When Max Schireson stepped down to from his post as CEO of MongoDB to spend more time with his family this month, many asked: Why are fathers left out of the work-life balance debate? Perhaps, as new research suggests, dads don't face the same challenges as moms when it comes to asking employers to work around their schedules.
In a new study published by the American Sociological Association, author Christin Munsch, an assistant professor of sociology at Furman University, found a "flexibility bias" against mothers who asked for flextime (the ability to alter work schedules) or flexplace (the ability to work remotely). Dads, on the other hand, seemed to benefit from their quest for work-life balance, and were seen more favorably in light of these requests.
The controlled online experiment used 646 participants -- 316 men and 330 women -- who were shown a transcript which they believed was an actual conversation between a human resources representative and an employee, Kevin or Karen, depending on the group. They were then asked to answer questions about the employees' likability, competence and likelihood to achieve flex-work goals.
After analyzing the results, Munsch found a "fatherhood bonus." Men with children who requested flextime or flexplace were seen more positively than men without children with the same requests. What's more, fathers were viewed as more respectable, likeable, committed and worthy of a promotion than mothers with the same flex-work needs. And there was absolutely no difference in the perceptions of mothers and women without children.
The idea behind these findings, Munsch told The Huffington Post, is that fathers benefit from societal norms, earning a "progressive merit badge" simply by parenting.
"I think it has to do with our cultural definitions of what it means to be a good mom and what it means to be a good dad," Munsch said. "A good dad is somebody who is involved in his child's life. A good mom is someone who gives up everything and always puts her children first. If she's at home with them, she's reading to them, she's cooking them meals, she's bathing them -- she's doing everything."

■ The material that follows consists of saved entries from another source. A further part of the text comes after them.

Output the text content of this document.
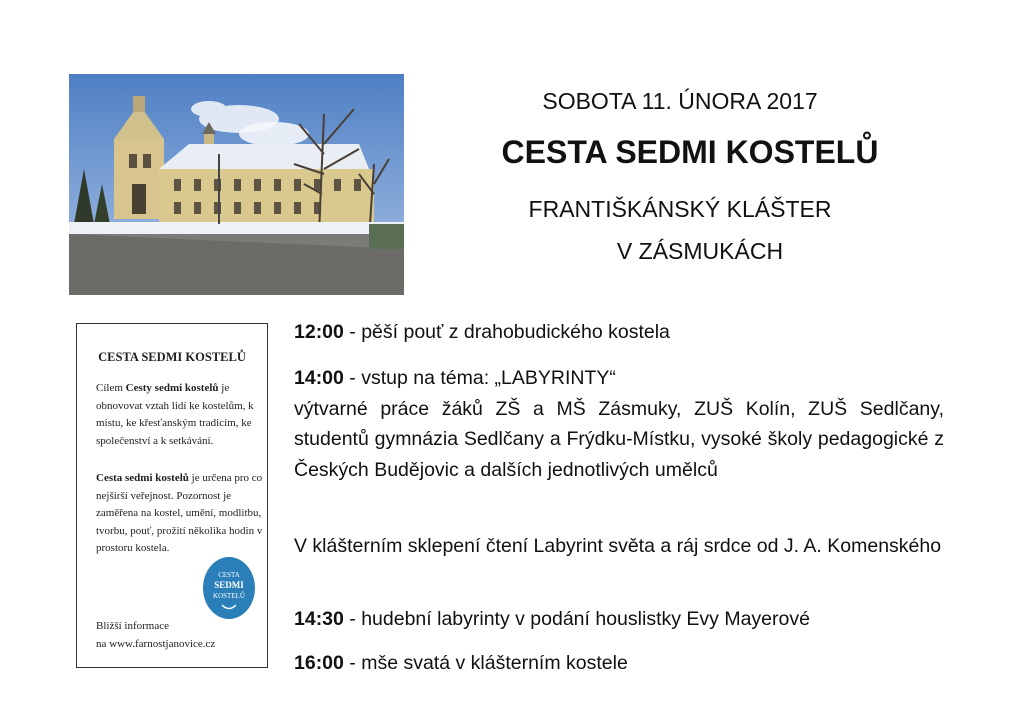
SOBOTA 11. ÚNORA 2017
CESTA SEDMI KOSTELŮ
FRANTIŠKÁNSKÝ KLÁŠTER
V ZÁSMUKÁCH
CESTA SEDMI KOSTELŮ

Cílem Cesty sedmi kostelů je obnovovat vztah lidí ke kostelům, k místu, ke křesťanským tradicím, ke společenství a k setkávání.

Cesta sedmi kostelů je určena pro co nejširší veřejnost. Pozornost je zaměřena na kostel, umění, modlitbu, tvorbu, pouť, prožití několika hodin v prostoru kostela.

CESTA
SEDMI
KOSTELŮ
Bližší informace
na www.farnostjanovice.cz

12:00 - pěší pouť z drahobudického kostela

14:00 - vstup na téma: „LABYRINTY“
výtvarné práce žáků ZŠ a MŠ Zásmuky, ZUŠ Kolín, ZUŠ Sedlčany, studentů gymnázia Sedlčany a Frýdku-Místku, vysoké školy pedagogické z Českých Budějovic a dalších jednotlivých umělců

V klášterním sklepení čtení Labyrint světa a ráj srdce od J. A. Komenského

14:30 - hudební labyrinty v podání houslistky Evy Mayerové

16:00 - mše svatá v klášterním kostele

This line of thinking may explain why there didn't seem to be a difference between mothers and women without children, especially in terms of flexplace. If fathers are more likely to engage in "passive care" with children, then surely they'll be more likely to actually be working when they're not in the office. Women, on the other hand, are seen as less likely to be able to juggle work and hands-on domestic tasks whilst being at home, Munsch posits. Taken one step further, Munsch said that it's likely employers will assume that any woman -- mother or not -- will be likely to engage in domestic activities, rather than ardently working while at home.

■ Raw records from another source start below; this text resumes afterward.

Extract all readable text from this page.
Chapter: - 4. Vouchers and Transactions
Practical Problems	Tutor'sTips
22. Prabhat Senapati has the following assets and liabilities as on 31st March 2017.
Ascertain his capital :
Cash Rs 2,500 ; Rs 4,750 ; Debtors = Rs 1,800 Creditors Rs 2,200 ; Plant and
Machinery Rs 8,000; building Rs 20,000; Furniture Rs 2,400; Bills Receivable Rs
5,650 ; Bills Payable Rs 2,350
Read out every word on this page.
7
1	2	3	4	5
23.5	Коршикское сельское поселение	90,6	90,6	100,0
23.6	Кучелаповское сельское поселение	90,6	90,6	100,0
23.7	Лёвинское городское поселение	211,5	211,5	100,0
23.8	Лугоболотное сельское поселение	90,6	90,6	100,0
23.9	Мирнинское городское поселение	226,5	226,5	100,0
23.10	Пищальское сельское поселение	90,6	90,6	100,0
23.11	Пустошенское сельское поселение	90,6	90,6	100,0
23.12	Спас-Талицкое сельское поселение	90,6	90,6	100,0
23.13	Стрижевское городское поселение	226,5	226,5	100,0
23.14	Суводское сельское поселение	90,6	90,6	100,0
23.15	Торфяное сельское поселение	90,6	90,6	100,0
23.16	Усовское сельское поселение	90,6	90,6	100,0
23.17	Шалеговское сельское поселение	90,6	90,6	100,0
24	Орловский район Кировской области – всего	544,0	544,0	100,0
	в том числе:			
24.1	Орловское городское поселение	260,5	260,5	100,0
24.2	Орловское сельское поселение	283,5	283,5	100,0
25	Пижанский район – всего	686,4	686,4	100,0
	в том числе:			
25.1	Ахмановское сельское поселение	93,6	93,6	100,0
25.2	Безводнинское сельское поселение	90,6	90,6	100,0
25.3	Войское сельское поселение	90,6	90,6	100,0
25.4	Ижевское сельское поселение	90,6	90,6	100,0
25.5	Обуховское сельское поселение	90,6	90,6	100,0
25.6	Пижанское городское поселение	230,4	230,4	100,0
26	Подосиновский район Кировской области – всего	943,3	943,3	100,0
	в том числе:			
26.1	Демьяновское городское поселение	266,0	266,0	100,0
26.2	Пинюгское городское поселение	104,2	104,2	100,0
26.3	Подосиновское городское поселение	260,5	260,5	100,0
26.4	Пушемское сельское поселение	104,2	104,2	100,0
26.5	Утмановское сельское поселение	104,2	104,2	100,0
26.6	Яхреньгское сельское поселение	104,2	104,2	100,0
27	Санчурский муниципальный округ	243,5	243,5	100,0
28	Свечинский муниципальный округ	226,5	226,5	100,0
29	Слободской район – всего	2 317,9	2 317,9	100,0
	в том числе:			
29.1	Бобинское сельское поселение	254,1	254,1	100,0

After evaluating her findings, Munsch said that the onus falls on employers to remedy the situation by adopting more transparent and objective policies for flex-work.
For example, instead of requesting flextime or flexplace in a one-on-one basis, fraught with subjective assumptions -- "Hm, this is what I really think this person will be doing at home" -- she suggested that employers streamline the process and enact objective criteria to ensure that both men and women receive the same treatment, whether it's permission to work from home or consideration for a promotion or raise.
"Quite often people are like, 'What can individual mothers do?'" Munsch said. "But if organizations were to rethink the way they structured the work place and didn't demand that people were in the office 50 or 60 hours a week and were more accommodating of people's work-life balance, this wouldn't be a problem."
Work-life balance may be just as much a problem for dads as it is for moms, but the extra helping of judgement on moms is tipping the scales even further away from equilibrium. Luckily, Munsch foresees strides being made by employers to make sure that mothers and fathers have the same opportunities for flex-work.
"I definitely think there's hope with flexible work arrangements," she said. "I would hate it if it came across as anti-flex-work."